Agip, BP, Conoco, Enterprise, Fortum and TotalFinaElf believe that Mikkel is not "time critical" and has no immediate need for allocation – and thereby development.

In their view, this field will be a relevant candidate for allocation to a gas sales contract next spring.

Statoil, Norsk Hydro and ExxonMobil argue for their part that Mikkel should be allocated to a contract and brought on stream in 2003.

They maintain that it is the only candidate sufficiently mature to utilise spare capacity in the existing infrastructure from that year.

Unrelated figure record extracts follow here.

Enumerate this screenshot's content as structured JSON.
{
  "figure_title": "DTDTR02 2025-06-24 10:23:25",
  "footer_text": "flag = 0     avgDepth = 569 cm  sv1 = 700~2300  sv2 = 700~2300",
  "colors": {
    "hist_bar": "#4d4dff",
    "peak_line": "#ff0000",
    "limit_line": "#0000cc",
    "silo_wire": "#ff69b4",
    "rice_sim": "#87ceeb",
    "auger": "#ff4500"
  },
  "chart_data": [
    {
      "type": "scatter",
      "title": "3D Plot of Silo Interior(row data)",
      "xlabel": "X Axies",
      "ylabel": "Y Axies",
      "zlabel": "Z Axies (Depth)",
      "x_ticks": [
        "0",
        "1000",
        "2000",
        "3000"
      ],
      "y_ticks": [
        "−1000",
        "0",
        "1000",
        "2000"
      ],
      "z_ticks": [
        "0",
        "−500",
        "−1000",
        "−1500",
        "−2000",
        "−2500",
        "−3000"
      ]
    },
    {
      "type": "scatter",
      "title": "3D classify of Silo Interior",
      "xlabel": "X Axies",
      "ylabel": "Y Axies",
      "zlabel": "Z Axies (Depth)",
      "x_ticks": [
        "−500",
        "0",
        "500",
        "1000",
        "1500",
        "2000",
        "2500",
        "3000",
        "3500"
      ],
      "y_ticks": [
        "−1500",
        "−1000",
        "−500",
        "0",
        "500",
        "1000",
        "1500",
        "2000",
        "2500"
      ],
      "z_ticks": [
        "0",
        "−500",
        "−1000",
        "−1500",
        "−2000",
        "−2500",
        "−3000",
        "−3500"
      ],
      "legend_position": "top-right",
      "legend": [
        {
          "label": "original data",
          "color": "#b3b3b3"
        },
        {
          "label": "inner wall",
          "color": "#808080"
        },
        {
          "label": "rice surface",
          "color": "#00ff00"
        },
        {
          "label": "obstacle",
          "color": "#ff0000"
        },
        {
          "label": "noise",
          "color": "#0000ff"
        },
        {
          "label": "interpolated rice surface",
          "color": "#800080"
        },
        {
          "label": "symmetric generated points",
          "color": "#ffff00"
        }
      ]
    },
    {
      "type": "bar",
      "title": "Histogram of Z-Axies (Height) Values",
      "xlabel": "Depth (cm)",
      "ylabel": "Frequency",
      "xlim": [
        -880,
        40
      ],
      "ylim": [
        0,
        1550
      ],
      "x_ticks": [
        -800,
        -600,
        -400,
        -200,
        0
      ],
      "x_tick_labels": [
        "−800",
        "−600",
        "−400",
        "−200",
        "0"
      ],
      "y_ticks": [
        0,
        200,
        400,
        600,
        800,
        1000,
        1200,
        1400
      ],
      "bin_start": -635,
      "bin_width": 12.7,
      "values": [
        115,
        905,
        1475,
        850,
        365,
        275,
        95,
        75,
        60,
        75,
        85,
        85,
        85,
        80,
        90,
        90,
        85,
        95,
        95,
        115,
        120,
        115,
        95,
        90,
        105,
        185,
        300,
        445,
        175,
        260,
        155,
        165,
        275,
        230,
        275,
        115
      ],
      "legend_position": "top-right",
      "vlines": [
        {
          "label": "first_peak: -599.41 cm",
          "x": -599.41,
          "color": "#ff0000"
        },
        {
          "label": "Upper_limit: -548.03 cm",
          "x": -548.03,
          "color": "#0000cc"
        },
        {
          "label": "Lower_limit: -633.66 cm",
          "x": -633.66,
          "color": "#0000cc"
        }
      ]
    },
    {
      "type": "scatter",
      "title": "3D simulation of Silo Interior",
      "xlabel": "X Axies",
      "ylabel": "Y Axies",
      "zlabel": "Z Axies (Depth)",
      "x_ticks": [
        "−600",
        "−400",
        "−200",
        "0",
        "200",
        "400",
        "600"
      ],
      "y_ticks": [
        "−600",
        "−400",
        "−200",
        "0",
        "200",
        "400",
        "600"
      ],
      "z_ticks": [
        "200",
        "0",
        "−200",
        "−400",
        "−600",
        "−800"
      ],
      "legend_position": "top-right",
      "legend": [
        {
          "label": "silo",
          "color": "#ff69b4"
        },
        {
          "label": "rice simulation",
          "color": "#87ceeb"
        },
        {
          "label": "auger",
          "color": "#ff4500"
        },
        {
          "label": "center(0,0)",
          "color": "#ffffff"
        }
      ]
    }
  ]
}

That includes available space in the Åsgard Transport trunkline to Statoil's Kårstø gas treatment plant north of Stavanger.

Phasing Mikkel in at an early date would also enhance flexibility in concluding new Norwegian gas sales contracts, the proponents argue.

"A higher volume of gas flowing to Kårstø would lay the basis for increased value creation by optimising the various treatment facilities," says Elisabeth Aarrestad, who heads the FU secretariat.

"And an early Mikkel allocation is important for ensuring sufficient time to plan enhanced liquid and ethane separation, and opportunities for removing carbon dioxide."

A unanimous committee has recommended that Hydro's Vale field should be allocated to a contract from 2001 through a cooperation with Oseberg in the North Sea.

The FU intends to assess gas disposal for ExxonMobil's Balder/Ringhorne fields in the Frigg area of the North Sea once details have been received about a possible gas injection contract for Grane south-east of Balder.